Benedict began her investigation of the interaction between individual creativity and cultural patterns (the culture-personality isomorphism) and established the approach of analyzing cultures through choices made by individuals. Based on field studies among the Serrano (1922), Zuni (1924), Cochita (1925), and Pima (1926) cultures, she developed her theory that culture is a dynamic synergy of personality and cultural systems are related to varieties of human temperament. To Benedict, humanistic cultural potentialities existed in all cultures, a psychic unity of mankind: Individual cultures manifest differentially the inherent potentialities of humans.
At Columbia University, Benedict was assistant professor to Boas (1931), acting executive director of the Department of Anthropology (1936), associate professor and executive officer (1937), founding member of the Institute for Intercultural Studies (1941), a recipient of the Annual Achievement Award of the American Association of University Women (1946), principal investigator of the Columbia University Research in Contemporary Cultures Project (1947-1951), and professor (1948) before her death on September 17,1948.
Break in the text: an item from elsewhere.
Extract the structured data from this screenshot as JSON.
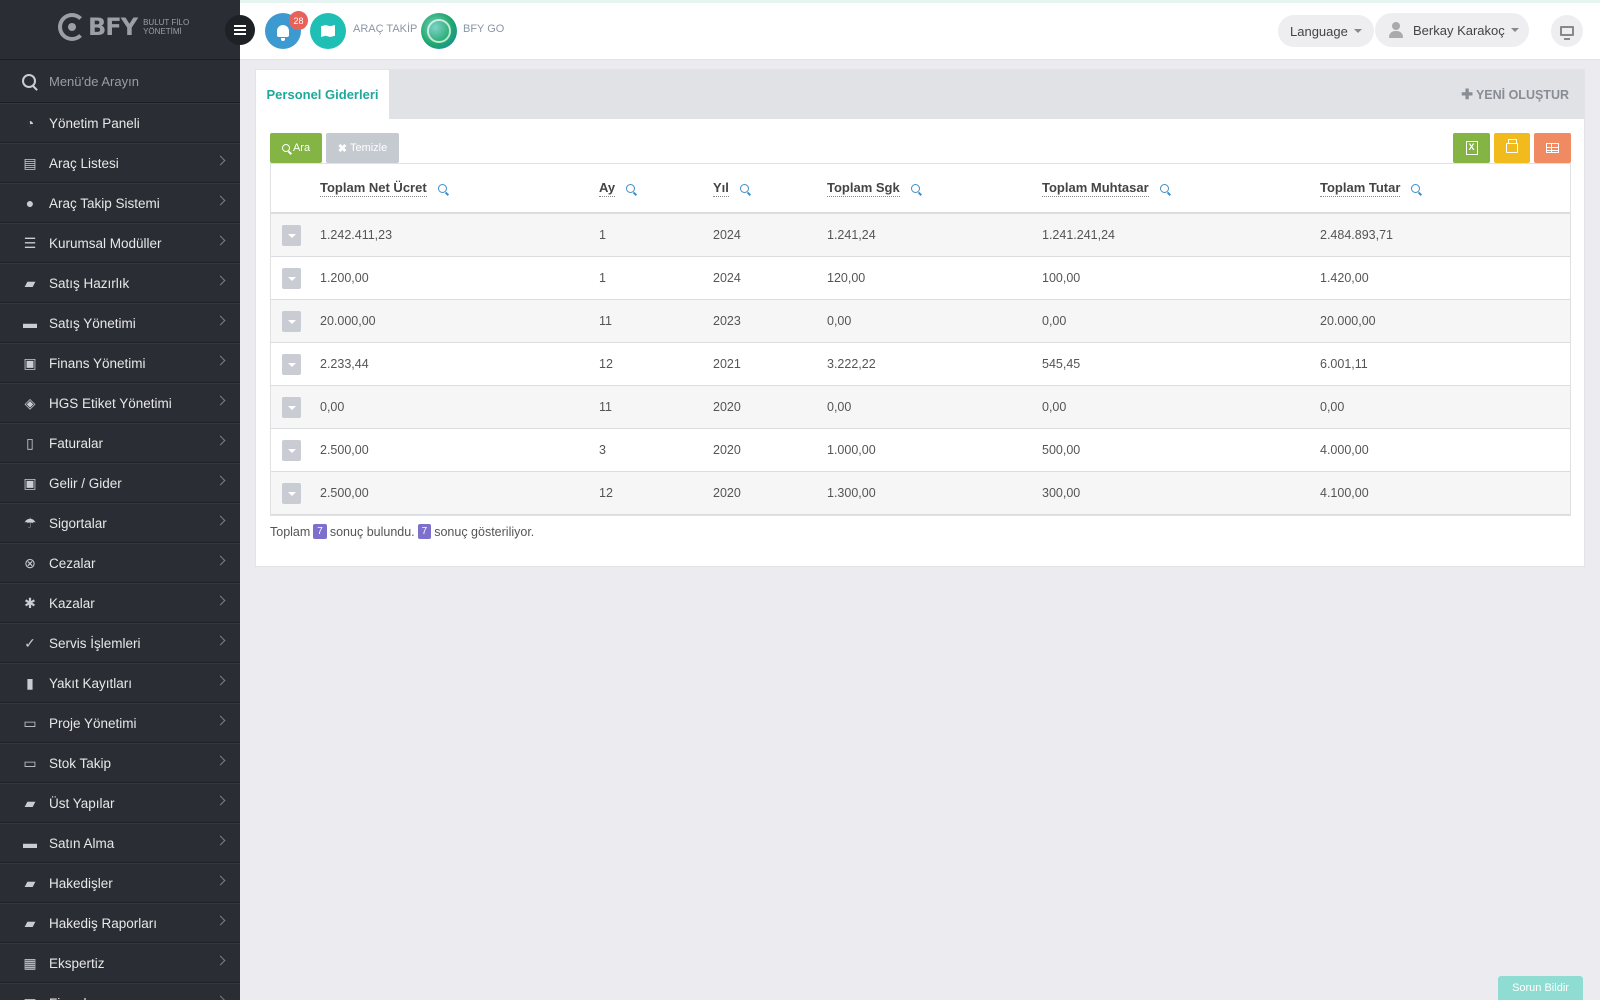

In 1934, Benedict’s American classic and best seller, Patterns of Culture, was published. It remains the most readable introduction to anthropology as a fusion of humanistic science and humanities. The book has influenced generations of anthropologists, including her former student and friend Margaret Mead, whom she had met at Barnard College. Their friendship was strong, lasting, and extraordinary.
Benedict’s other major works include Zuni Mythology (1935), Race: Science and Politics (1940), and the best-selling The Chrysanthemum and the Sword: Patterns of Japanese Culture (1946). Together with Patterns of Culture, these works have had a profound effect on cultural anthropology and stand as first-rate scholarship and science.
Benedict’s theory of “cultural relativism” (each culture is distinctive and particularistic in problem solving) coupled with her theory of “cultural determinism” (synergy of dramatic individual adaptation and customs) generated the argument of human potentialities and adaptation, which became inspirational to the progressives of the post-World War II era who emphasized individual choice and change over state control.
Benedict was a pioneer among anthropologists, a role model for women of the 20th century, and an inspiration to the women’s movement. Her work links anthropology and the humanities, and science and cultural regularities, and her emphasis on social change helped influence the transition from the perspective of static cultural patterns to the perspective of dynamic cultural patterns.
- Caffrey, M. M. (1989). Ruth Benedict: Stranger in this land. Austin: University of Texas Press.
- Mead, M. (1959). An anthropologist at work: Writings of Ruth Benedict. Boston: Houghton Mifflin.
- Mead, M. (1974). Ruth Benedict. New York: Columbia University Press.
- Modell, J. S. (1983). Ruth Benedict: Patterns of a life.Philadelphia: University of Pennsylvania Press.